Wednesday, 23 October 2013

Ladies and Gentlemen - The art of being MC

I've spent the last three days as an MC at Work Safe Week at the Melbourne Convention Centre. One of the great things about being an MC is that you get to meet lots of really interesting people and learn from them. I've spent time learning about everything from manual handling risks and solutions to removing slip, trip and fall hazards; the impact of fatigue on safety at work to how injured or sick people think. I've chaired panels of Work Safe Inspectors and Health and Safety Representatives and there was never a moment when I was anything less than interested in what I was hearing.

There was a common passion all of these people had - the desire to make sure everyone comes home from work safely and the desire to support people in workplaces across the state to help make this a reality.

At the end of each presentation I facilitated a Q & A session. Generally people had genuine questions and were pleased to have the opportunity to ask and respectful of the people asking them. Occasionally, the soap box would be wheeled out and an audience member would ramble on with a story, or argue with the answer they had been given. On one occasion, an attendee attacked the panel on the quality of their presentation. My other favourite thing is when someone argues from the floor about whether or not they really need to use the microphone to ask their questions.

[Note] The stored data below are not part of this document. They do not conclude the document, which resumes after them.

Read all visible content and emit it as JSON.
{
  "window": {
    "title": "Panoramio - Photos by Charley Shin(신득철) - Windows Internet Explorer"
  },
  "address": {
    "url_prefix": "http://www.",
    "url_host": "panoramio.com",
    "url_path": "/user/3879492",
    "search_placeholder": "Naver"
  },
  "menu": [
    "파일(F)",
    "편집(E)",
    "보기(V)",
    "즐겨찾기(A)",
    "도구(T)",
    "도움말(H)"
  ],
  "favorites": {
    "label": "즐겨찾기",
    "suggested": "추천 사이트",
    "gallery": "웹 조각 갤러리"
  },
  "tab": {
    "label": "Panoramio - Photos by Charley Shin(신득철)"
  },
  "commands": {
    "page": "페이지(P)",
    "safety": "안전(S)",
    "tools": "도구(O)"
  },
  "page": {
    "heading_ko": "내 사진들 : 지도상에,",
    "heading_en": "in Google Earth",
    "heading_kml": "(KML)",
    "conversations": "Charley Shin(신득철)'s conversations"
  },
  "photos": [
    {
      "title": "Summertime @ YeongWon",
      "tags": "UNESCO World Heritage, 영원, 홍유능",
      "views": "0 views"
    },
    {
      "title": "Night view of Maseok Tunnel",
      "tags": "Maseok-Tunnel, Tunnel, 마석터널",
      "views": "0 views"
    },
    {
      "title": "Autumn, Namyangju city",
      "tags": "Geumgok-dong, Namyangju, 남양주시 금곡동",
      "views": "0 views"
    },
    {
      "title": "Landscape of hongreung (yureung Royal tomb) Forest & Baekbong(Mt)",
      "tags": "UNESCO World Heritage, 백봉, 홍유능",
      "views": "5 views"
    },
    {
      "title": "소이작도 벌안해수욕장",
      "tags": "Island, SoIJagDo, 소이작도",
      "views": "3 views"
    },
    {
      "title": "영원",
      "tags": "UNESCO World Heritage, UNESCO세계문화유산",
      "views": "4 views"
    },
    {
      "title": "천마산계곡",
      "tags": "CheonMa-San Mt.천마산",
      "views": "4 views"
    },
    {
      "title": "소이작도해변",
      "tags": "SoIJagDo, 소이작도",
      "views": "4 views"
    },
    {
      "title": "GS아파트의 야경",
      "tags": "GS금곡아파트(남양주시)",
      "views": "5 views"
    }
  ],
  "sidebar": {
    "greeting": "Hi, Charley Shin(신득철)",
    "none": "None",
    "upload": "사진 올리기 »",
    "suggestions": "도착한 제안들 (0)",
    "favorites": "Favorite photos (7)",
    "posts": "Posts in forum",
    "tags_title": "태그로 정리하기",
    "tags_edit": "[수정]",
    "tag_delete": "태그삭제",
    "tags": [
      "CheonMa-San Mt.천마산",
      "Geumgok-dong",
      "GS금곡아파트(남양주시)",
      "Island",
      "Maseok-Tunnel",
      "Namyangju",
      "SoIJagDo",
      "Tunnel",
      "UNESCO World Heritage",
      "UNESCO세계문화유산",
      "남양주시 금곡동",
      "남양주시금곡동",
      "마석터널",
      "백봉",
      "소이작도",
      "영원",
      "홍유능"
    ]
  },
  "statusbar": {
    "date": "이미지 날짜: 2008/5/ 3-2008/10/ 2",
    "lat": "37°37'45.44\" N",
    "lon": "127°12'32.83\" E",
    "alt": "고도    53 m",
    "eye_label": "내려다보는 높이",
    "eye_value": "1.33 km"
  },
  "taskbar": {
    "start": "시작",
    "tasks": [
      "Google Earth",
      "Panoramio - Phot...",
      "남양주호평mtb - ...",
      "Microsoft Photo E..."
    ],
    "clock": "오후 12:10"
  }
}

Usually the audience will tell them that they do need to use it, as they struggle to actually hear what is being asked.

It's these moments that cause clients to congratulate themselves on the decision to hire an MC, presenters to thank the gods that they don't have to manage the situation. Other members of the audience will breathe a sigh of relief and silently (or actually) applaud when tricky audience situations are sensitively and firmly handled. It's moments like these that cause me to wonder what's going on for a person who feels the need to publicly have a go at volunteers who are serving their workplace community.

The Sufi saying about being aware that every single person you meet is in a silent battle with something that you don't know about, springs to mind.

One of the themes for the event was that change begins with a single action. I asked participants to consider what "one thing" they would do when they returned to their workplace.

My workplace varies wildly from day to day; often I'm at work at the kitchen table at home. My apartment was built in the days where each room only had one power point, so I have electrical cords running all over the place. I'm off to buy some gaffer tape and some extension leads so I can secure the cords out of the way and reduce my risk of a slip, trip or fall at home.

I spent the whole event working in the one room with the same tech guy. He was great to work with and instilled confidence in me and the presenters that he would make sure everything worked smoothly. I spent time every day talking to him and appreciating him; this morning I gave him a small box of chocolates to say thank you. He was chuffed. It was a small gesture that was easy to do and sincerely intended and I know that I have someone in my network who would not hesitate to recommend my work.

Did you go to the Work Safe Week event? What's the one thing you need to do in your workplace to remove a hazard or risk? Do you go out of your way to show appreciation to the people you rely on? How easy are you to work with?

And lastly, having spent three days in the MC role and contemplating my appearance on Million Dollar Minute (on the television in 8 minutes) I do wonder why game show hosts are usually male. Why is that?